The MoE work above is about the grouped MoE GEMM. Dense models use a different (non-grouped) matmul path,
so we benchmarked a dense 32B head-to-head. vLLM RedHatAI/Qwen3-32B-NVFP4 (full NVFP4) hangs on this
GB10 / vLLM 0.23.0 stack (deadlocks right after weight-load, 0–3% GPU, no error, both eager + CUDA-graph),
so we used the W4A16 variant (Qwen3-32B-NVFP4A16, 4-bit weights / FP16 activations, FlashInfer marlin
kernel) vs llama.cpp Qwen3-32B-Q4_K_M (4-bit weights / int8-MMQ compute). Both 4-bit weights — a fair
weight-quant comparison; the difference is the compute kernel.
| B | llama Q4_K_M PP | vLLM W4A16 PP | PP gap | llama decode | vLLM decode | TG gap |
|---|---|---|---|---|---|---|
| 1 | 708 | 5367 | 7.6× | 10.2 | 11.7 | ~parity |
| 8 | 761 | 14941 | 20× | 58 | 92 | 1.6× |
| 32 | 763 | 21952 | 29× | 205 | 330 | 1.6× |
| 64 | 765 | 24444 | 32× | 253 | 569 | 2.2× |
Findings:
- Dense prefill has the SAME (larger) kernel gap. llama dense prefill plateaus at ~765 t/s regardless of B; vLLM scales to 24.4k (32×). llama's dense matmul is int8-MMQ; vLLM uses an FP4 (marlin/cutlass) GEMM. And this is a lower bound — full NVFP4 (W4A4) would be faster still (it hung, so we couldn't measure it).
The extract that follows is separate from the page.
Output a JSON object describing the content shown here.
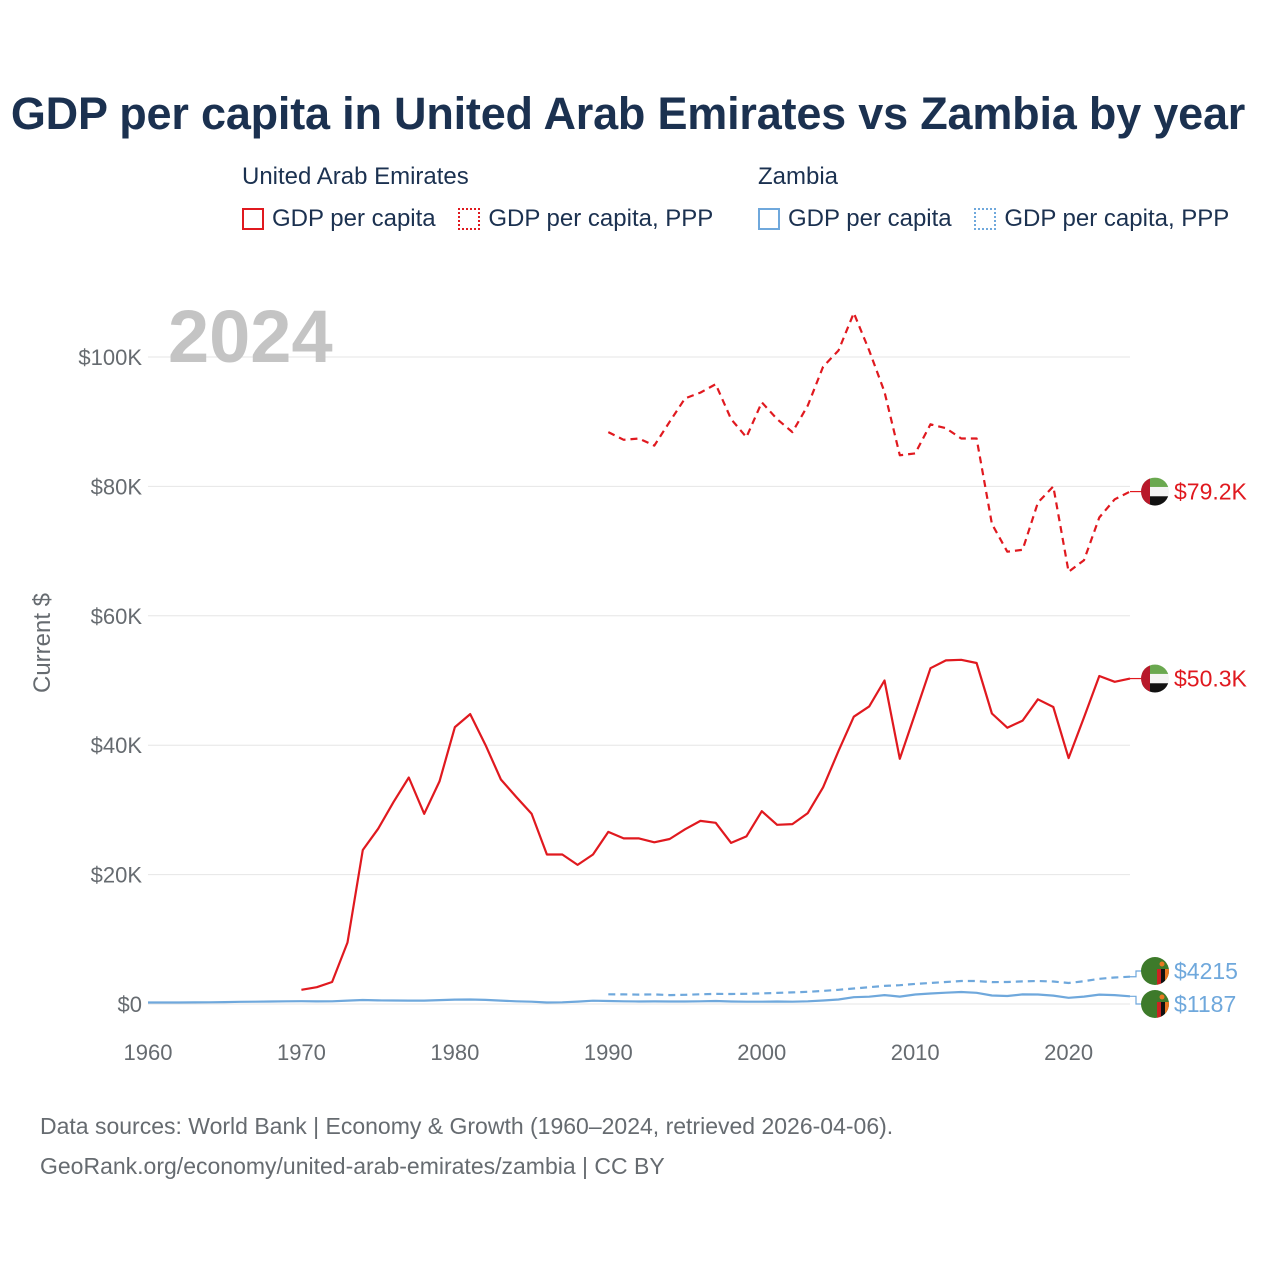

- Decode is ~parity at B=1 (10.2 vs 11.7 — both weight-bandwidth-bound reading 4-bit weights), and the gap grows with batch (compute starts to matter → the kernel gap reappears: 2.2× at B=64).
- Scope decision (the reason for this benchmark): the Lever-3 kernel track must also deliver a NON-grouped block-scaled FP4 GEMM for dense, not only the MoE grouped GEMM. The dense GEMM is the simpler of the two (a plain CUTLASS dense GEMM), so it's a good first kernel to land — and it benefits every dense model.
- Aside: full NVFP4 (W4A4) is currently unusable for dense on this vLLM/GB10 build — worth revisiting on a newer vLLM, and a point in llama.cpp's favor (its 4-bit dense path at least runs).
So, honestly, where parity stands
- Decode single-stream: already at/above parity (B=1: 83 vs 48).
- Decode concurrency: a real, engine-addressable gap the paged series can narrow (0004 on-demand pool + 0005 continuous batching). Target: close the 2.5–3.7× at B≥8.
- Prefill: kernel-bound, not engine-bound. No amount of paging reaches vLLM here; that's a separate track.
Series status when measured: 0001 (vendor) + 0002 (placement, token-identical) done; 0003 (gather-read) turn-key-planned, not yet implemented. These numbers are the baseline the engine patches must improve on at B≥8 decode — re-run this table after 0004/0005 to show the concurrency gap closing.